Péguy a voulu montrer, contre les tenants de la réaction, que la République n’était pas un produit de la modernité, qu’elle n’était pas cette « gueuse » que les nationalistes de l’Action française abhorraient. Selon lui, la République est fille de l’ancienne France car elle a été faite par les hommes de l’Ancien Régime. La République, si elle possède sa mystique propre, est imprégnée de mystique chrétienne. Et Péguy de prévenir : « Qu’on ne s’y trompe pas, et que personne par conséquent ne se réjouisse, ni d’un côté ni de l’autre. Le mouvement de dérépublicanisation de la France est profondément le même mouvement que le mouvement de sa déchristianisation. C’est ensemble un même, un seul mouvement profond de démystification », écrit-il dans Notre Jeunesse. En coupant la République de ses sources chrétiennes, le combisme (idéologie violemment anticatholique défendue par le Président du Conseil Émile Combes) a compromis la mystique. Et la République sans mystique n’est plus la République, elle n’est plus que la domination du parti intellectuel, c’est-à-dire la domination de « ceux qui n’ont plus rien à apprendre », de « ceux qui ne sont pas dupes », de « ceux qui ne croient à rien, pas même à l’athéisme, qui ne se dévouent, qui ne se sacrifient à rien », de « ceux qui n’ont pas de mystique et qui s’en vantent ».

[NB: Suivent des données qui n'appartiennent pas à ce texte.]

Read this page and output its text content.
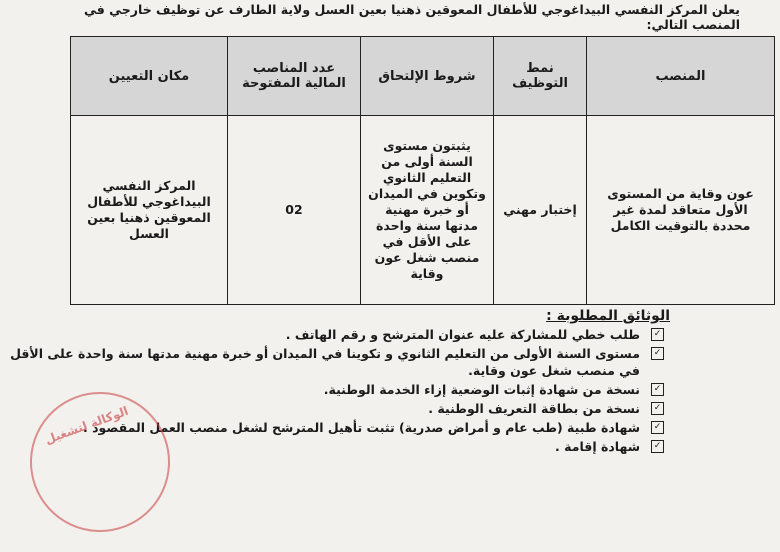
يعلن المركز النفسي البيداغوجي للأطفال المعوقين ذهنيا بعين العسل ولاية الطارف عن توظيف خارجي في المنصب التالي:
المنصب	نمط التوظيف	شروط الإلتحاق	عدد المناصب المالية المفتوحة	مكان التعيين
عون وقاية من المستوى الأول متعاقد لمدة غير محددة بالتوقيت الكامل	إختبار مهني	يثبتون مستوى السنة أولى من التعليم الثانوي وتكوين في الميدان أو خبرة مهنية مدتها سنة واحدة على الأقل في منصب شغل عون وقاية	02	المركز النفسي البيداغوجي للأطفال المعوقين ذهنيا بعين العسل
الوثائق المطلوبة :
✓
طلب خطي للمشاركة عليه عنوان المترشح و رقم الهاتف .
✓
مستوى السنة الأولى من التعليم الثانوي و تكوينا في الميدان أو خبرة مهنية مدتها سنة واحدة على الأقل في منصب شغل عون وقاية.
✓
نسخة من شهادة إثبات الوضعية إزاء الخدمة الوطنية.
✓
نسخة من بطاقة التعريف الوطنية .
✓
شهادة طبية (طب عام و أمراض صدرية) تثبت تأهيل المترشح لشغل منصب العمل المقصود .
✓
شهادة إقامة .
الوكالة لتشغيل
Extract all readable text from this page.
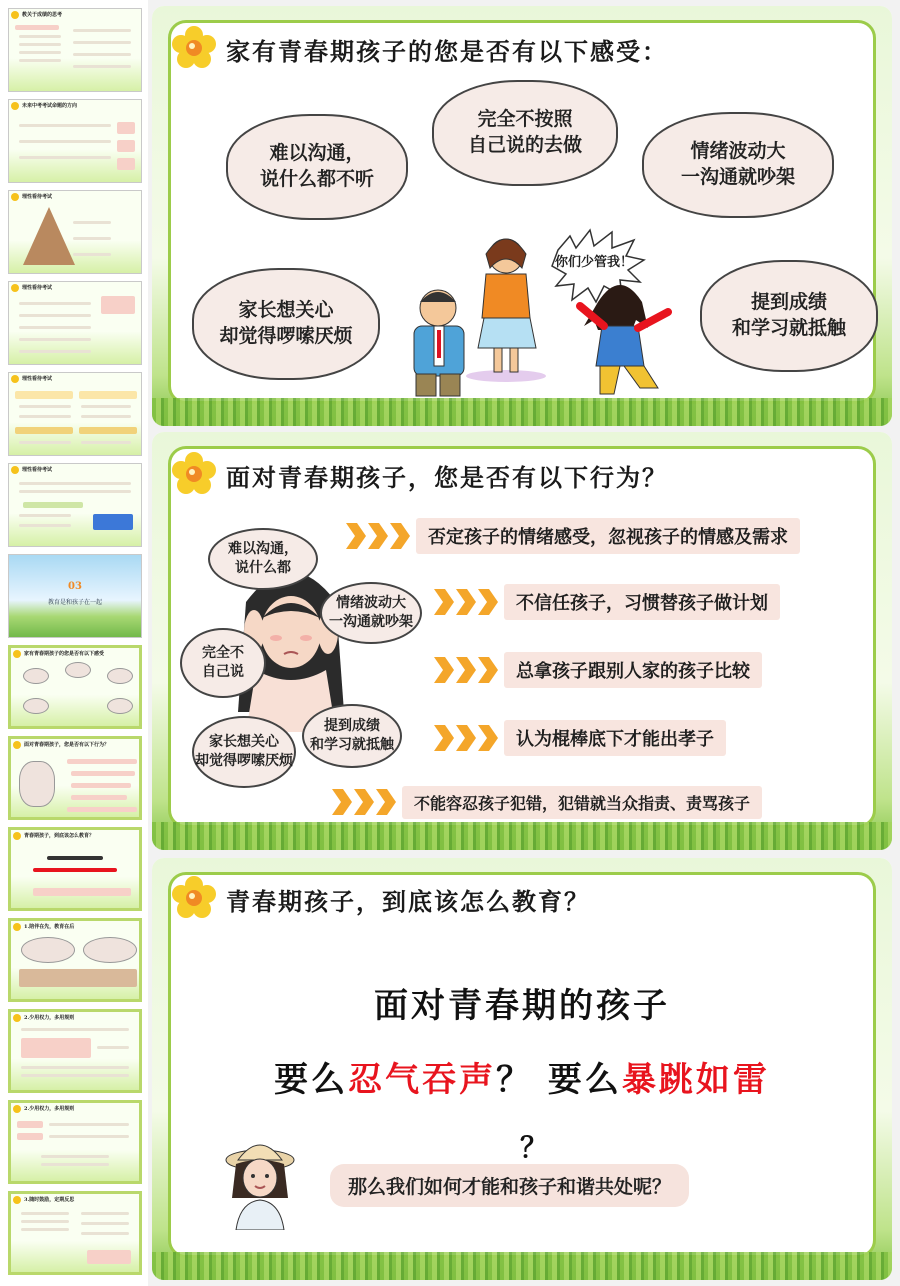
教关于成绩的思考
未来中考考试命题的方向
理性看待考试
理性看待考试
理性看待考试
理性看待考试
03
教育是和孩子在一起
家有青春期孩子的您是否有以下感受
面对青春期孩子，您是否有以下行为？
青春期孩子，到底该怎么教育？
1.陪伴在先，教育在后
2.少用权力，多用规则
2.少用权力，多用规则
3.随时鼓励，定期反思
家有青春期孩子的您是否有以下感受：
难以沟通，
说什么都不听
完全不按照
自己说的去做	情绪波动大
一沟通就吵架
家长想关心
却觉得啰嗦厌烦
提到成绩
和学习就抵触
你们少管我！
面对青春期孩子，您是否有以下行为？
难以沟通，
说什么都
情绪波动大
一沟通就吵架
完全不
自己说
家长想关心
却觉得啰嗦厌烦
提到成绩
和学习就抵触
否定孩子的情绪感受，忽视孩子的情感及需求
不信任孩子，习惯替孩子做计划
总拿孩子跟别人家的孩子比较
认为棍棒底下才能出孝子
不能容忍孩子犯错，犯错就当众指责、责骂孩子
青春期孩子，到底该怎么教育？
面对青春期的孩子
要么忍气吞声？ 要么暴跳如雷
？
那么我们如何才能和孩子和谐共处呢？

Pourtant, ne nous méprenons pas, Péguy soutient la loi de séparation de l’Église et de l’État. Il pointe seulement du doigt les excès du combisme qui transforment l’anticléricalisme auquel Péguy adhère en un anticatholicisme qui le scandalise. « […] j’aurais comme tout le monde fait ma séparation des Églises et de l’État ; j’aurais comme tout le monde constaté que cette séparation s’était faite, au moins à la Chambre, à peu près honnêtement ; c’est-à-dire qu’elle ne s’était nullement faite comme l’avait imaginée M. Combes, et comme il avait pris soin de l’annoncer lui-même, qu’elle n’avait point été un exercice de persécution, un essai de persécution, de suppression de l’Église par l’État, un essai d’oppression de domination anticatholique, prétendue anticléricale […] en un mot qu’elle n’avait point été combiste, mais beaucoup plus républicaine », écrit Péguy dans Notre Patrie.
La destruction de l’Église par l’État
Péguy dénonce un mouvement de radicalisation du projet amorcé en 1881 par les lois scolaires de Jules Ferry qui rendent l’enseignement primaire obligatoire, gratuit et laïque. S’ensuit la loi Waldeck-Rousseau de 1901 sur les associations qui confère aux congrégations religieuses un statut d’exception qui relève de l’autorisation par la loi. « Une telle clause dépendait donc de l’esprit dans lequel elle serait appliquée : de manière libérale ou sectaire », écrit Jacques Julliard dans son Histoire des gauches françaises. Le projet laïque se transforme alors en un véritable fléau avec l’arrivée d’Émile Combes au pouvoir. « D’emblée, l’ancien pensionnaire du petit séminaire de Castres, devenu adepte de la forme la plus virulente de l’anticléricalisme, à savoir le spiritualisme anticlérical, véritable moine ligueur retourné, s’identifia à une tâche et à une seule, la poursuite et l’accentuation de la politique laïque et anticatholique », raconte Jacques Julliard. Très vite, les autorisations pour les congrégations se voient systématiquement refusées et le 7 juillet 1904 les établissements confessionnels sont fermés. Dès lors, pour Péguy, il ne s’agit plus de séparation de l’Église et de l’État mais de suppression de l’Église par l’État. Le waldeckisme devenu combisme n’est plus anticlérical mais anticatholique.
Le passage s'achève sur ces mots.